Janet Yellen will ask for minimum global tax rate at first major address

Janet Yellen will use her first major speech as Treasury secretary to argue for a global minimum corporate tax rate, Axios learned, while she defends President Biden’s plan to raise US corporate taxes to finance his $ 2 infrastructure plan trillion +.

Why does it matter: Convincing other countries to impose a global minimum tax would reduce the likelihood that companies will move abroad, as Biden seeks to increase the corporate rate from 21% to 28%.

  • “Competitiveness is more than how companies based in the United States fare against other companies in global merger and acquisition offers,” Yellen will say today in a speech at the Chicago Council on Global Affairs, according to an excerpt from his prepared comments obtained by Axios.
  • It is about ensuring that governments have stable tax systems that generate enough revenue to invest in essential public goods and respond to crises, and that all citizens share fairly the burden of financing the government.
  • “We are working with the G20 countries to agree on a minimum global corporate tax rate that could prevent the race to bottom.”

The big picture: President Trump lowered the US rate from 35% to 21%, arguing that American companies were at a global disadvantage and were being encouraged to move abroad.

  • The average corporate rate in the G7 is 24%, with about nine countries recently reducing their corporate rates, according to the Tax Foundation, a conservative tax group.
  • Biden’s plan would also raise the minimum international rate for foreign profits for American companies from 10.5% to 21%, which would still be lower than the domestic corporate rate of 28%.

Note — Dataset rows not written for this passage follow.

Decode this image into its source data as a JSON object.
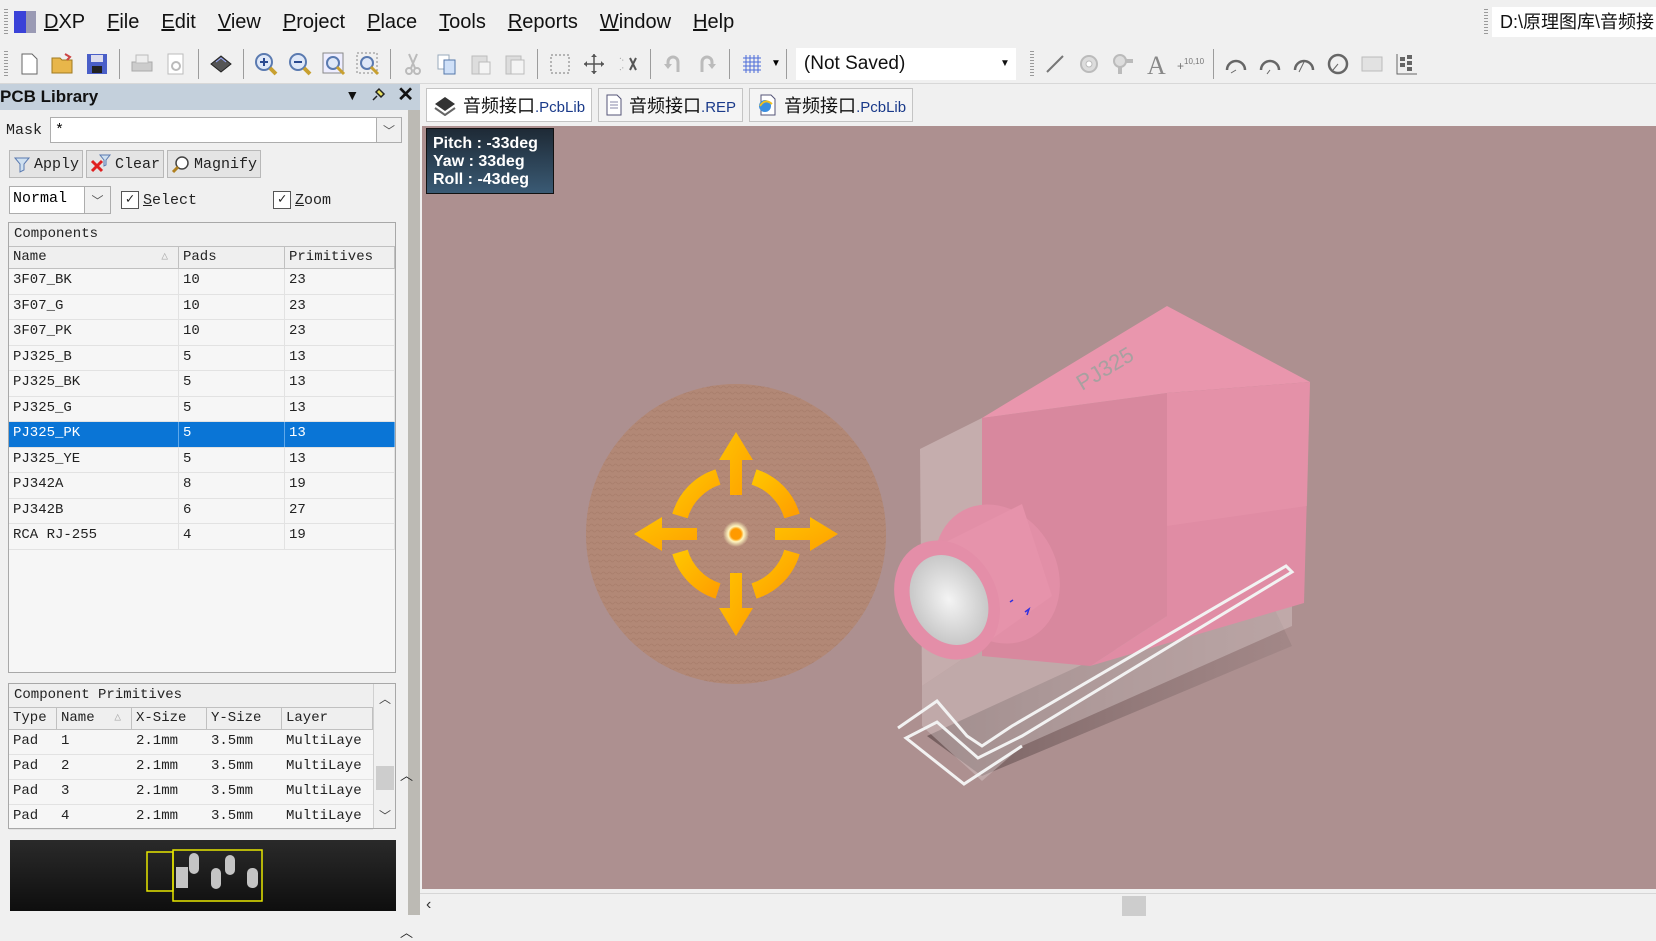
{
  "menubar": {
    "app_name": "DXP",
    "items": [
      "File",
      "Edit",
      "View",
      "Project",
      "Place",
      "Tools",
      "Reports",
      "Window",
      "Help"
    ],
    "path": "D:\\原理图库\\音频接口"
  },
  "toolbar": {
    "buttons": [
      "new-document",
      "open",
      "save",
      "print",
      "print-preview",
      "layer-stack",
      "zoom-in",
      "zoom-out",
      "zoom-fit",
      "zoom-area",
      "cut",
      "copy",
      "paste",
      "paste-special",
      "select-area",
      "move",
      "cross-select",
      "undo",
      "redo",
      "grid"
    ],
    "snap_select_value": "(Not Saved)",
    "place_tools": [
      "place-line",
      "place-pad",
      "place-via",
      "place-string",
      "place-coordinate",
      "arc-center",
      "arc-edge",
      "arc-any",
      "full-circle",
      "fill",
      "array-paste"
    ]
  },
  "panel": {
    "title": "PCB Library",
    "mask_label": "Mask",
    "mask_value": "*",
    "apply_label": "Apply",
    "clear_label": "Clear",
    "magnify_label": "Magnify",
    "mode_value": "Normal",
    "select_label": "Select",
    "select_checked": true,
    "zoom_label": "Zoom",
    "zoom_checked": true,
    "components": {
      "title": "Components",
      "columns": [
        "Name",
        "Pads",
        "Primitives"
      ],
      "rows": [
        {
          "name": "3F07_BK",
          "pads": "10",
          "primitives": "23"
        },
        {
          "name": "3F07_G",
          "pads": "10",
          "primitives": "23"
        },
        {
          "name": "3F07_PK",
          "pads": "10",
          "primitives": "23"
        },
        {
          "name": "PJ325_B",
          "pads": "5",
          "primitives": "13"
        },
        {
          "name": "PJ325_BK",
          "pads": "5",
          "primitives": "13"
        },
        {
          "name": "PJ325_G",
          "pads": "5",
          "primitives": "13"
        },
        {
          "name": "PJ325_PK",
          "pads": "5",
          "primitives": "13"
        },
        {
          "name": "PJ325_YE",
          "pads": "5",
          "primitives": "13"
        },
        {
          "name": "PJ342A",
          "pads": "8",
          "primitives": "19"
        },
        {
          "name": "PJ342B",
          "pads": "6",
          "primitives": "27"
        },
        {
          "name": "RCA RJ-255",
          "pads": "4",
          "primitives": "19"
        }
      ],
      "selected_index": 6
    },
    "primitives": {
      "title": "Component Primitives",
      "columns": [
        "Type",
        "Name",
        "X-Size",
        "Y-Size",
        "Layer"
      ],
      "rows": [
        {
          "type": "Pad",
          "name": "1",
          "x": "2.1mm",
          "y": "3.5mm",
          "layer": "MultiLaye"
        },
        {
          "type": "Pad",
          "name": "2",
          "x": "2.1mm",
          "y": "3.5mm",
          "layer": "MultiLaye"
        },
        {
          "type": "Pad",
          "name": "3",
          "x": "2.1mm",
          "y": "3.5mm",
          "layer": "MultiLaye"
        },
        {
          "type": "Pad",
          "name": "4",
          "x": "2.1mm",
          "y": "3.5mm",
          "layer": "MultiLaye"
        }
      ]
    }
  },
  "tabs": [
    {
      "name": "音频接口",
      "ext": ".PcbLib",
      "icon": "pcb-library-icon",
      "active": true
    },
    {
      "name": "音频接口",
      "ext": ".REP",
      "icon": "report-document-icon",
      "active": false
    },
    {
      "name": "音频接口",
      "ext": ".PcbLib",
      "icon": "browser-document-icon",
      "active": false
    }
  ],
  "viewport": {
    "pitch": "Pitch : -33deg",
    "yaw": "Yaw : 33deg",
    "roll": "Roll : -43deg",
    "model_label": "PJ325",
    "background_color": "#ad9090",
    "body_color": "#e996ad"
  }
}
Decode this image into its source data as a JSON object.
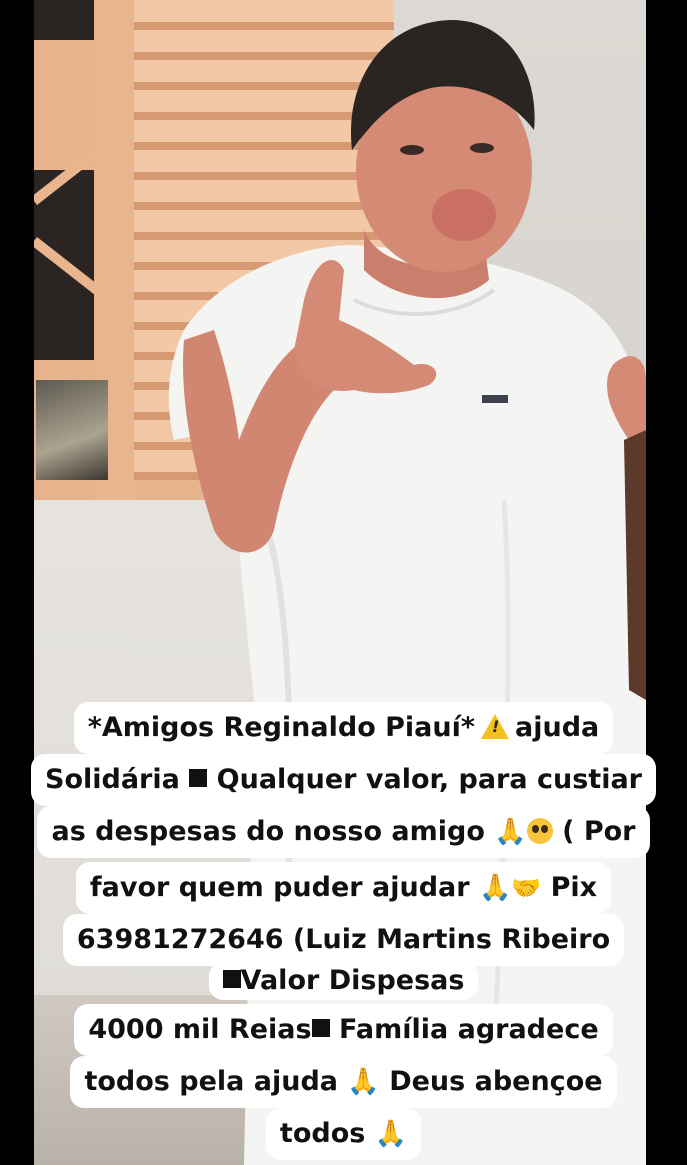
{
  "post": {
    "caption_lines": [
      {
        "id": "l1",
        "parts": [
          "*Amigos Reginaldo Piauí*",
          "warning-icon",
          "ajuda"
        ]
      },
      {
        "id": "l2",
        "parts": [
          "Solidária",
          "black-square",
          "Qualquer valor, para custiar"
        ]
      },
      {
        "id": "l3",
        "parts": [
          "as despesas do nosso amigo",
          "pray-icon",
          "pleading-face-icon",
          "( Por"
        ]
      },
      {
        "id": "l4",
        "parts": [
          "favor quem puder ajudar",
          "pray-icon",
          "handshake-icon",
          "Pix"
        ]
      },
      {
        "id": "l5",
        "parts": [
          "63981272646 (Luiz Martins Ribeiro"
        ]
      },
      {
        "id": "l6",
        "parts": [
          "black-square",
          "Valor Dispesas"
        ]
      },
      {
        "id": "l7",
        "parts": [
          "4000 mil Reias",
          "black-square",
          "Família agradece"
        ]
      },
      {
        "id": "l8",
        "parts": [
          "todos pela ajuda",
          "pray-icon",
          "Deus abençoe"
        ]
      },
      {
        "id": "l9",
        "parts": [
          "todos",
          "pray-icon"
        ]
      }
    ],
    "text": {
      "l1a": "*Amigos Reginaldo Piauí*",
      "l1b": "ajuda",
      "l2a": "Solidária",
      "l2b": "Qualquer valor, para custiar",
      "l3a": "as despesas do nosso amigo",
      "l3b": "( Por",
      "l4a": "favor quem puder ajudar",
      "l4b": "Pix",
      "l5a": "63981272646 (Luiz Martins Ribeiro",
      "l6a": "Valor Dispesas",
      "l7a": "4000 mil Reias",
      "l7b": "Família agradece",
      "l8a": "todos pela ajuda",
      "l8b": "Deus abençoe",
      "l9a": "todos"
    }
  },
  "colors": {
    "caption_bg": "#ffffff",
    "caption_text": "#111111",
    "shirt": "#f4f4f2",
    "skin": "#d58a76",
    "hair": "#2b2522",
    "background_bars": "#000000"
  }
}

Driving the news: Biden hired five cabinet secretaries to explain – and sell – his plan to the American public, including transport secretary Pete Buttigieg, energy secretary Jennifer Granholm, housing and urban development secretary Marcia Fudge, labor secretary Marty Walsh and trade secretary Gina Raimondo.

  • Yellen’s task is to make the case international. His speech also aims to set the tone for the annual spring meetings of the International Monetary Fund and the World Bank in Washington, which will begin almost this week.

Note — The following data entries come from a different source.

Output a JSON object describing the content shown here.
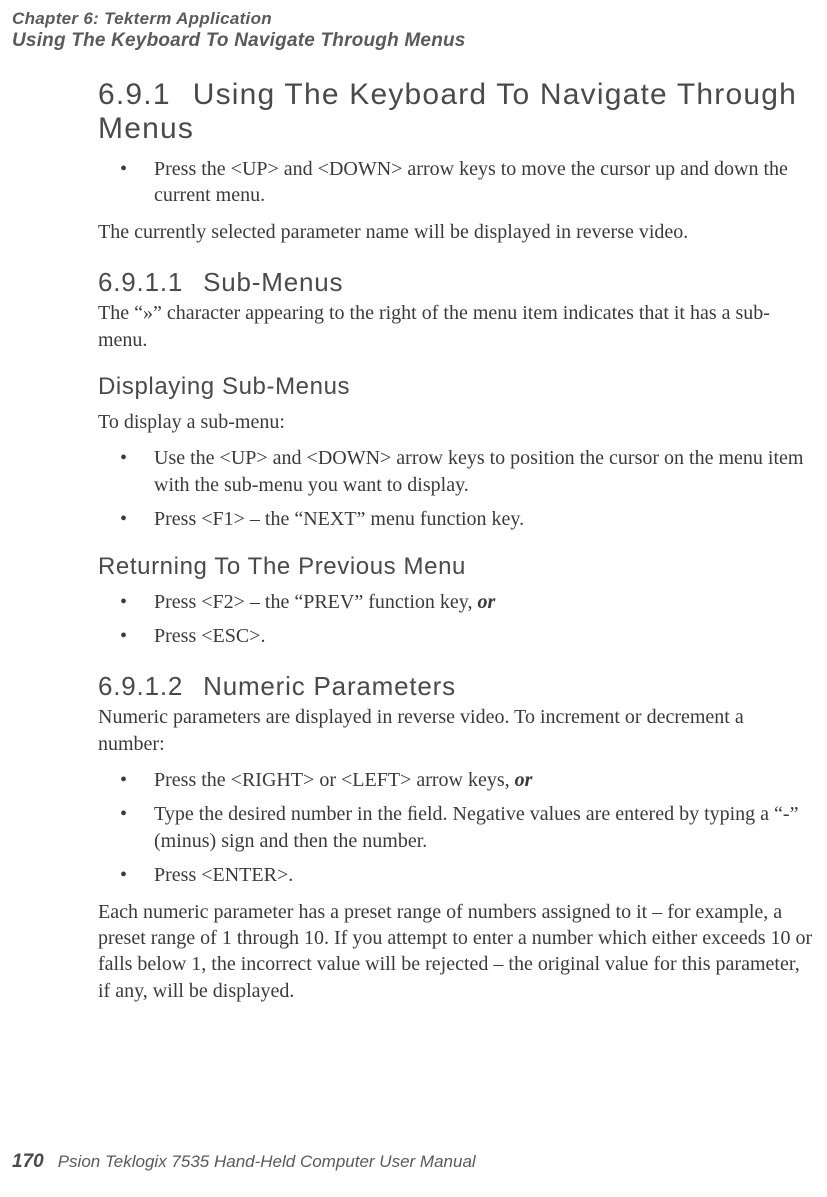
{
  "running_head": {
    "line1": "Chapter 6: Tekterm Application",
    "line2": "Using The Keyboard To Navigate Through Menus"
  },
  "sections": {
    "s691": {
      "num": "6.9.1",
      "title": "Using The Keyboard To Navigate Through Menus",
      "bullet1": "Press the <UP> and <DOWN> arrow keys to move the cursor up and down the current menu.",
      "para1": "The currently selected parameter name will be displayed in reverse video."
    },
    "s6911": {
      "num": "6.9.1.1",
      "title": "Sub-Menus",
      "para1": "The “»” character appearing to the right of the menu item indicates that it has a sub-menu."
    },
    "displaying": {
      "title": "Displaying Sub-Menus",
      "para1": "To display a sub-menu:",
      "bullet1": "Use the <UP> and <DOWN> arrow keys to position the cursor on the menu item with the sub-menu you want to display.",
      "bullet2": "Press <F1> – the “NEXT” menu function key."
    },
    "returning": {
      "title": "Returning To The Previous Menu",
      "bullet1_pre": "Press <F2> – the “PREV” function key, ",
      "bullet1_or": "or",
      "bullet2": "Press <ESC>."
    },
    "s6912": {
      "num": "6.9.1.2",
      "title": "Numeric Parameters",
      "para1": "Numeric parameters are displayed in reverse video. To increment or decrement a number:",
      "bullet1_pre": "Press the <RIGHT> or <LEFT> arrow keys, ",
      "bullet1_or": "or",
      "bullet2": "Type the desired number in the ﬁeld. Negative values are entered by typing a “-” (minus) sign and then the number.",
      "bullet3": "Press <ENTER>.",
      "para2": "Each numeric parameter has a preset range of numbers assigned to it – for example, a preset range of 1 through 10. If you attempt to enter a number which either exceeds 10 or falls below 1, the incorrect value will be rejected – the original value for this parameter, if any, will be displayed."
    }
  },
  "footer": {
    "page_number": "170",
    "text": "Psion Teklogix 7535 Hand-Held Computer User Manual"
  }
}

Between the lines: Biden has been counting on Yellen to convince the business community and reassure Wall Street that his $ 2 trillion + infrastructure proposal, in addition to his $ 1.9 trillion stimulus package, will not lead to inflation.

  • Now he is employing it to convince international finance ministers and central bankers that the world’s largest economies need to act together on corporate rates to avoid a race to the bottom.

Go deeper: Yellen will also challenge the world’s economic powers to focus on climate change and ways to improve access to vaccines for the world’s poorest countries.

  • It will ask for $ 650 billion in new “Special Drawing Rights” – essentially IMF credit lines that can help developing countries access more US dollars.
  • The Trump administration was skeptical of the new SDR allocations and many Republicans in Congress are still opposed.

The final result: In trying to convince other countries to impose a global minimum tax, Yellen is recognizing the risks to the American economy if he acts alone in raising corporate rates.

  • “Together, we can use a global minimum tax to ensure that the global economy thrives on the basis of a more equitable playing field in the taxation of multinational corporations and stimulates innovation, growth and prosperity,” she will say.